Liu Mo, Wu Yang, Jiang Nanhai, Boot Arnoud, Rozen Steven G
Programme in Cancer & Stem Cell Biology, Duke-NUS Medical School, 169857 Singapore.
Centre for Computational Biology, Duke-NUS Medical School, 169857 Singapore.
NAR Genom Bioinform. 2023 Jan 23;5(1):lqad005. doi: 10.1093/nargab/lqad005. eCollection 2023 Mar.
Mutational signatures are characteristic patterns of mutations caused by endogenous or exogenous mutational processes. These signatures can be discovered by analyzing mutations in large sets of samples-usually somatic mutations in tumor samples. Most programs for discovering mutational signatures are based on non-negative matrix factorization (NMF). Alternatively, signatures can be discovered using hierarchical Dirichlet process (HDP) mixture models, an approach that has been less explored. These models assign mutations to clusters and view each cluster as being generated from the signature of a particular mutational process. Here, we describe mSigHdp, an improved approach to using HDP mixture models to discover mutational signatures. We benchmarked mSigHdp and state-of-the-art NMF-based approaches on four realistic synthetic data sets. These data sets encompassed 18 cancer types. In total, they contained 3.5 × 10 single-base-substitution mutations representing 32 signatures and 6.1 × 10 small insertion and deletion mutations representing 13 signatures. For three of the four data sets, mSigHdp had the best positive predictive value for discovering mutational signatures, and for all four data sets, it had the best true positive rate. Its CPU usage was similar to that of the NMF-based approaches. Thus, mSigHdp is an important and practical addition to the set of tools available for discovering mutational signatures.
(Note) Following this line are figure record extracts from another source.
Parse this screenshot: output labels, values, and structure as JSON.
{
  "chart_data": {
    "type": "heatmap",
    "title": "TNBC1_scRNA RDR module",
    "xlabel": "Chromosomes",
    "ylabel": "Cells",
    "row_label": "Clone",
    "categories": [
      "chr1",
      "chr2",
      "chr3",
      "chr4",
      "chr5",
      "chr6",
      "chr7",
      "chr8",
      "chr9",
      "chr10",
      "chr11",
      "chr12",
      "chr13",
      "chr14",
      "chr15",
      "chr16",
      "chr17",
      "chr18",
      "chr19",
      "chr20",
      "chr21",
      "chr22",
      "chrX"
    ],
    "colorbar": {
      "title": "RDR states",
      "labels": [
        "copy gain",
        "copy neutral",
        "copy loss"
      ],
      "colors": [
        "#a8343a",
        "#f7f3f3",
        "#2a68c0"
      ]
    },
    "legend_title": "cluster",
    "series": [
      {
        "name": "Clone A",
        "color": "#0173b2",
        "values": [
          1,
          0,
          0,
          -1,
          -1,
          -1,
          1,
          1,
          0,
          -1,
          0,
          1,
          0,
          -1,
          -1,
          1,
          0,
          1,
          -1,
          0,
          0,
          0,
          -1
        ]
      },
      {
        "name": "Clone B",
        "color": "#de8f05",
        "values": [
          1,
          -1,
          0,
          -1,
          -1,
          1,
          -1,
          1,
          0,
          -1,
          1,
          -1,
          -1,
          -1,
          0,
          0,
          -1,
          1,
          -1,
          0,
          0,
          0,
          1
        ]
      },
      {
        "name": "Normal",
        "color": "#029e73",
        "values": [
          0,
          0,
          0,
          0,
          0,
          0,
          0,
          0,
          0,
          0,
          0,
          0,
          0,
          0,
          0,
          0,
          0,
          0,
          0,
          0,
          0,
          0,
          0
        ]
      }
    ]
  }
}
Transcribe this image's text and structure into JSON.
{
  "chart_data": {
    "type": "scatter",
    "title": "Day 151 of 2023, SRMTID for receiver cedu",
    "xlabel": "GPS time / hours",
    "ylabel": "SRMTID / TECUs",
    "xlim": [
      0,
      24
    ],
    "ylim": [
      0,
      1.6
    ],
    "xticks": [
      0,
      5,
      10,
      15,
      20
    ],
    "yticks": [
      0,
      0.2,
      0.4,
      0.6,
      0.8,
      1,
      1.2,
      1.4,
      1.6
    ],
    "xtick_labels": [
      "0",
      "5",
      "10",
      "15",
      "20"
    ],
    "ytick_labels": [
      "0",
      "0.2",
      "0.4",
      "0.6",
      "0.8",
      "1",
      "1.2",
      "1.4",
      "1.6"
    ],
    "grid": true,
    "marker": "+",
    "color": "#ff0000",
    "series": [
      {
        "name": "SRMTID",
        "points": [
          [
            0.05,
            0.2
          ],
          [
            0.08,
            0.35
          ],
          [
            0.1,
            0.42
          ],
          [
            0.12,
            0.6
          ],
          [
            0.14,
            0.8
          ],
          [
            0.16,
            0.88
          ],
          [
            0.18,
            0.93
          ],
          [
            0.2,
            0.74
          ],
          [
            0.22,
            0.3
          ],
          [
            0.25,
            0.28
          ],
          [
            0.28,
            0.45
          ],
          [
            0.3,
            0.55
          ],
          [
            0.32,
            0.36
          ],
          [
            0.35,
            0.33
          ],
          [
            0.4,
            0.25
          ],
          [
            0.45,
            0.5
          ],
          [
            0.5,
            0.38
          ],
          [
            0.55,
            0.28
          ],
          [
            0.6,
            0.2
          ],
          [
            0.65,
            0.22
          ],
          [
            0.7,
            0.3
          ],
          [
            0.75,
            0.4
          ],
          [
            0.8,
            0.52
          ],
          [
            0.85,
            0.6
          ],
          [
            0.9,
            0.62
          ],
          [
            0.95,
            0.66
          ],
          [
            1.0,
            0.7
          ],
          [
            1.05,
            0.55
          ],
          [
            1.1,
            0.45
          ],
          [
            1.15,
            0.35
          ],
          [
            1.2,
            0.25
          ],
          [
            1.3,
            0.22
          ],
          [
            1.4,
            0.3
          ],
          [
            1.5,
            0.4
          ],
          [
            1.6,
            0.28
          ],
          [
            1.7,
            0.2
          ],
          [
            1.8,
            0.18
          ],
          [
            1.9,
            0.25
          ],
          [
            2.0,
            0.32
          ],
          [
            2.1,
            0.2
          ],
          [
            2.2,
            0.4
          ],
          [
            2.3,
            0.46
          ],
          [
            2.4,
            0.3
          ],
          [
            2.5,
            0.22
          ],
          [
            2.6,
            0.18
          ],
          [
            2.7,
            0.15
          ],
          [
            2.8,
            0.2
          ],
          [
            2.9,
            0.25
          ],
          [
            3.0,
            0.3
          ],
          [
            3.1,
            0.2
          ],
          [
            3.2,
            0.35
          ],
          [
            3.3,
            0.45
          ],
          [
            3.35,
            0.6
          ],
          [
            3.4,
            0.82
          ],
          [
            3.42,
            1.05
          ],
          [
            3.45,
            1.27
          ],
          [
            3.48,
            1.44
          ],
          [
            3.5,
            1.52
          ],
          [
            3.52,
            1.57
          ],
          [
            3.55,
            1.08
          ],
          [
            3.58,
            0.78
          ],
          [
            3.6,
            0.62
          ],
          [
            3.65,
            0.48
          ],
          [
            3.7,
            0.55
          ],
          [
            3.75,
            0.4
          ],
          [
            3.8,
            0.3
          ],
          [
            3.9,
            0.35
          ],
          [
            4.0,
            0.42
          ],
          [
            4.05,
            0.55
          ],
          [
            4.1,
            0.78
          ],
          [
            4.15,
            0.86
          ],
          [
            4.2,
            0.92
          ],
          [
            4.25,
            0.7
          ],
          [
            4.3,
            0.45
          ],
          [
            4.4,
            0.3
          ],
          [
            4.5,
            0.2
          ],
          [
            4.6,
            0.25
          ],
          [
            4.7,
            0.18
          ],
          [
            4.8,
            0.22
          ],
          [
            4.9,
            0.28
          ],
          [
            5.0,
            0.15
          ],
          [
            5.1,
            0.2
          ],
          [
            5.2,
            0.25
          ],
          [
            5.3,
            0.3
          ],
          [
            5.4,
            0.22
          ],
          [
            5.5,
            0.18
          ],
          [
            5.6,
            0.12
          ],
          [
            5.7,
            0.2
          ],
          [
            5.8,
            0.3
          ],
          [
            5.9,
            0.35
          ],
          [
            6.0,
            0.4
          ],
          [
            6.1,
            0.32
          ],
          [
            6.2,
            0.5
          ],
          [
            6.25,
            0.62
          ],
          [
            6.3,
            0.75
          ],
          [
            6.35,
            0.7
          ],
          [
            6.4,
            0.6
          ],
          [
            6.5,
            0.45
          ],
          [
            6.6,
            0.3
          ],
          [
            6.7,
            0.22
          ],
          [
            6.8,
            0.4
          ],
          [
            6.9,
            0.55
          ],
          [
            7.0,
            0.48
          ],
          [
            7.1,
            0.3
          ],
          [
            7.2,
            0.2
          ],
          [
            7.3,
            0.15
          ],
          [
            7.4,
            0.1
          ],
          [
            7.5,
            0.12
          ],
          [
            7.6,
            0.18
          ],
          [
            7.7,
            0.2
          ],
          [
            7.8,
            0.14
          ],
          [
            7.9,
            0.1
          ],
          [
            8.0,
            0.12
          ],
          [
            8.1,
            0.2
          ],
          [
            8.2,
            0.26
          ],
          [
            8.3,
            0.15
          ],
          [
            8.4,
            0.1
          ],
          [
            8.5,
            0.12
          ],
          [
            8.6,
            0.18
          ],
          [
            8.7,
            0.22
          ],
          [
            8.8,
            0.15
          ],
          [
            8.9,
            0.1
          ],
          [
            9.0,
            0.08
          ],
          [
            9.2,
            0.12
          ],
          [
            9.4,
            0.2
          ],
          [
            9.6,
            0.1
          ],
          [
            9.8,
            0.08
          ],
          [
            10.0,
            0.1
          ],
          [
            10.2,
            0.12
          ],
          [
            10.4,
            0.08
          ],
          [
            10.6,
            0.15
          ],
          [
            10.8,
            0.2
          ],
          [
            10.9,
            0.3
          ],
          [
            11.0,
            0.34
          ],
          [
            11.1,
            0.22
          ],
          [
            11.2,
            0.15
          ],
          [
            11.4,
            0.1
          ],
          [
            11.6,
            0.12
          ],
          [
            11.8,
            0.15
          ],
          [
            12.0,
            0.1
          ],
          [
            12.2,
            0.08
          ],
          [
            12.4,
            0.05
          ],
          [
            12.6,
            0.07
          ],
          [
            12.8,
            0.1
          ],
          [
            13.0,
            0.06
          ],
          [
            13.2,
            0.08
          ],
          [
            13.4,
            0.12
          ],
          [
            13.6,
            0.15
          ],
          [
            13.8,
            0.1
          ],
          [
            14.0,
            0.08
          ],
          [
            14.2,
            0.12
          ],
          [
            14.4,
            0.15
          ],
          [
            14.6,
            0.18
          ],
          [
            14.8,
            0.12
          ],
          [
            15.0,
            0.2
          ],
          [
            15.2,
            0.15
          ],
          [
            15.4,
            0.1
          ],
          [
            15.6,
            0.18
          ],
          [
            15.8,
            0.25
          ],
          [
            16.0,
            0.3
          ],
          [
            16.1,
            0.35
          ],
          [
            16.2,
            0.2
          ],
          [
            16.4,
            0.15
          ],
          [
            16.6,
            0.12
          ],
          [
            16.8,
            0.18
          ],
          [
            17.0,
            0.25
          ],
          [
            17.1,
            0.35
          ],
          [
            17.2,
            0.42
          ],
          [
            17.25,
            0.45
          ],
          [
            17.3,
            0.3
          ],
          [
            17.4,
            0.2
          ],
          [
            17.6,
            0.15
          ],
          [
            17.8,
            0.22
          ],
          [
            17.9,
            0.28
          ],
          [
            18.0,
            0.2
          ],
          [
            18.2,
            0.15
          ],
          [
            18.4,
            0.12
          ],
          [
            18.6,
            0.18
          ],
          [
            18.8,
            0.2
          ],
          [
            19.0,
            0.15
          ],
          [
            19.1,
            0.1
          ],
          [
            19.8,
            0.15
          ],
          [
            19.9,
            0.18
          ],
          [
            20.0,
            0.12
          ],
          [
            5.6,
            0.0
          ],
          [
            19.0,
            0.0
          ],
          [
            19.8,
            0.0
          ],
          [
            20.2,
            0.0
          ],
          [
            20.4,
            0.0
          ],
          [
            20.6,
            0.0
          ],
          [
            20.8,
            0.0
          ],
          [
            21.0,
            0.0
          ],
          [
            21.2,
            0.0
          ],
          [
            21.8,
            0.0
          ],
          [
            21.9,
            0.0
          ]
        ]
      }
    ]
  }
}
突变特征是由内源性或外源性突变过程引起的突变特征模式。这些特征可以通过分析大量样本中的突变来发现——通常是肿瘤样本中的体细胞突变。大多数发现突变特征的程序都基于非负矩阵分解(NMF)。另外,也可以使用层次狄利克雷过程(HDP)混合模型来发现特征,这种方法的探索较少。这些模型将突变分配到不同簇,并将每个簇视为由特定突变过程的特征产生的。在这里,我们描述了mSigHdp,这是一种使用HDP混合模型发现突变特征的改进方法。我们在四个逼真的合成数据集上对mSigHdp和基于NMF的先进方法进行了基准测试。这些数据集涵盖了18种癌症类型。它们总共包含3.5×10个单碱基替换突变,代表32个特征,以及6.1×10个小插入和缺失突变,代表13个特征。对于四个数据集中的三个,mSigHdp在发现突变特征方面具有最佳的阳性预测值,对于所有四个数据集,它具有最佳的真阳性率。其CPU使用率与基于NMF的方法相似。因此,mSigHdp是可用于发现突变特征的工具集的一个重要且实用的补充。